In article <401D4F5E.70704 / po.cwru.edu>, Dan Doel  <djd15 / po.cwru.edu> wrote:
>Michael campbell wrote:
>
>> No one said that.
>
>
>Yes, I was exaggerating for effect. :)
>
>> If it doesn't grow, it will eventually die.
>
>Will it? Is Smalltalk still growing today? 

Squeak seems to be building some excitement...

>It probably hasn't grown
>for quite some time, yet it's still around if you want to learn it.
>How about Eiffel? People are even moving away from C and C++, but I
>doubt they'll be dead for many years to come.
>
>In any case (and this is a reply to several posts, not just yours),
>Ruby will get popular some day. Or maybe it won't, and we'll either
>continue to talk about it here and use it from time to time just
>because it's a nice language, or we'll move on to something else.
>The world will go on.
>

Yes it will.

>What we don't need to do is organize a big campaign to get Ruby
>awareness up. 

So Ruby awareness will just grow on it's own without any effort from us? 
It'll just happen?  I don't think so.

>We don't need to contact big players like IBM and
>whoever to push Ruby for all sorts of programming -- "Look, it
>was made for scripting but you should use it for OS programming and
>high speed graphics too!" 

I don't think anyone is contacting big players and proposing that Ruby be 
used for things it's not suited for, and they shouldn't.
But what about proposing Ruby for things that it _is_ good for? 

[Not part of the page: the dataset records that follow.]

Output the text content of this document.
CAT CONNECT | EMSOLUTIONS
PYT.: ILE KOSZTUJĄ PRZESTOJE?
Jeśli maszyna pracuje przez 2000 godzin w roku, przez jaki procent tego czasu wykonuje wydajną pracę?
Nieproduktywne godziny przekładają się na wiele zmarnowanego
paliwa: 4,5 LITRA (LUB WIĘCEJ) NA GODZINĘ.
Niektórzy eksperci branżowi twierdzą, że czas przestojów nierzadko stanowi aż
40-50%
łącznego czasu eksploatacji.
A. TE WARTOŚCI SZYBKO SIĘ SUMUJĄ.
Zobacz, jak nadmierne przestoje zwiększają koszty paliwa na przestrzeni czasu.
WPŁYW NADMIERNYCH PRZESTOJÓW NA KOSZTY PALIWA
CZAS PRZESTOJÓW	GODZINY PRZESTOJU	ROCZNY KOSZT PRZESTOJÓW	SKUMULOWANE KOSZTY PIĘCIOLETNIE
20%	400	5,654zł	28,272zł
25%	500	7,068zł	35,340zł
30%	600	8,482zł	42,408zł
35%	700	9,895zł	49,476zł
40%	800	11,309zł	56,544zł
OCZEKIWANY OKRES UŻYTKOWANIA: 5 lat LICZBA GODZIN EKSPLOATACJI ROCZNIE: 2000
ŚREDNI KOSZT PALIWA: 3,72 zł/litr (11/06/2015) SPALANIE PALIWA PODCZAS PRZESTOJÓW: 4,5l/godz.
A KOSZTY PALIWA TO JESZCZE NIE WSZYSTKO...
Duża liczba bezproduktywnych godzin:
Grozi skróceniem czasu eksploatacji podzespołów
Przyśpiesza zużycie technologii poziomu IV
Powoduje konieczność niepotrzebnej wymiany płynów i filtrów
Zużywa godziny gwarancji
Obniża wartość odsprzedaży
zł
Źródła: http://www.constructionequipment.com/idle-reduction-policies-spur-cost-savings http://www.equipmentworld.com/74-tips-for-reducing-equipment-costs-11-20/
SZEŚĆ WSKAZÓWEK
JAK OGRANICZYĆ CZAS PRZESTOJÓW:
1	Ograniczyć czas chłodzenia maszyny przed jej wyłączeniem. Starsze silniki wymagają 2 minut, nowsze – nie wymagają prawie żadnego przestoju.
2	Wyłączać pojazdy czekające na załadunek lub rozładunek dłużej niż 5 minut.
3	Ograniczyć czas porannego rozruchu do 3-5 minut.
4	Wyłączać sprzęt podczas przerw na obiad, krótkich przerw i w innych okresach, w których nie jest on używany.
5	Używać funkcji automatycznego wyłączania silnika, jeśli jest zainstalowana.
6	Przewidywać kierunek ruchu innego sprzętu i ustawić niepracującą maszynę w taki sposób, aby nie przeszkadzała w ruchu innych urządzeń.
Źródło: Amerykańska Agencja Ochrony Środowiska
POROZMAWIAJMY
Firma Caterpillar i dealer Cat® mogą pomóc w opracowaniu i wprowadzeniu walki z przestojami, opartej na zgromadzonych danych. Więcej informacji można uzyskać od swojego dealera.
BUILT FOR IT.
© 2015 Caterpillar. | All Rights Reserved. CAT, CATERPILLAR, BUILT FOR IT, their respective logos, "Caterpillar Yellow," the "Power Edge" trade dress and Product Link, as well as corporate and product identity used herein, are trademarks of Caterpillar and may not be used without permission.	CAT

>We don't need to go into Slashdot stories
>or forums about other languages and post messages going "Ruby rox!
>Go check it out!"

No, but why not visit other forums and make intelligent comments about 
Ruby (backing them up with facts about the language).  I think there are 
many opportunities to do this in an appropriate way.  Nobody's going to 
pay much attention to a post on a forum that says "You should use Ruby 
because it rox!", but if you suggest why Ruby makes sense for the given 
application space it will be received positively.

>
>Everyone hates evangelists except for those who are already in the
>religion. They get offended that you're implying your beliefs are
>better than theirs. If someone's curious about Ruby, or wants a
>language suggestion, tell them to check it out, but don't become
>an evangelist.

It all depends on how the evangelizing is done.  I would submit that we 
_do_ need Ruby evangelists, but they need to evangelize 'nicely' and 
intelligently.  I know that a few years back there was an article going 
around about how language evangelism is just terrible bad and must be 
avoided at all costs, but I wonder if it caused us to go too far in the 
other direction. "I'm not going to even mention Ruby as an option because 
I don't want to be seen as an evangelist".  The more people hear about 
Ruby, the more likely it is that they'll try it.

We've all seen plenty of examples of superior commercial products that 
died due to poor marketing.

So please _do_ write articles, post messages to other forums and even to 
Slashdot.  If we aim to be invisible, we will be.

>
>In the mean time, posts like, "Python is 25 times more popular than
>Ruby" or "Ruby needs Python indenting to be popular!" just waste time.
>Ruby will either get there, or it won't, based on whether it's worthy
>or not. Don't worry so much about how long it takes.
>

Some of us have been waiting longer than others...

bottom line:
I'd like to be able to recommend Ruby for work projects and not get 
'never heard of it' comments and questions about where would they find 
Ruby programmers if I were hit by a bus.  I'd like to hear, "Ruby, 
excellent suggestion, go with it".  Right now that's not the case - it's 
an uphill battle, but sometimes we do win.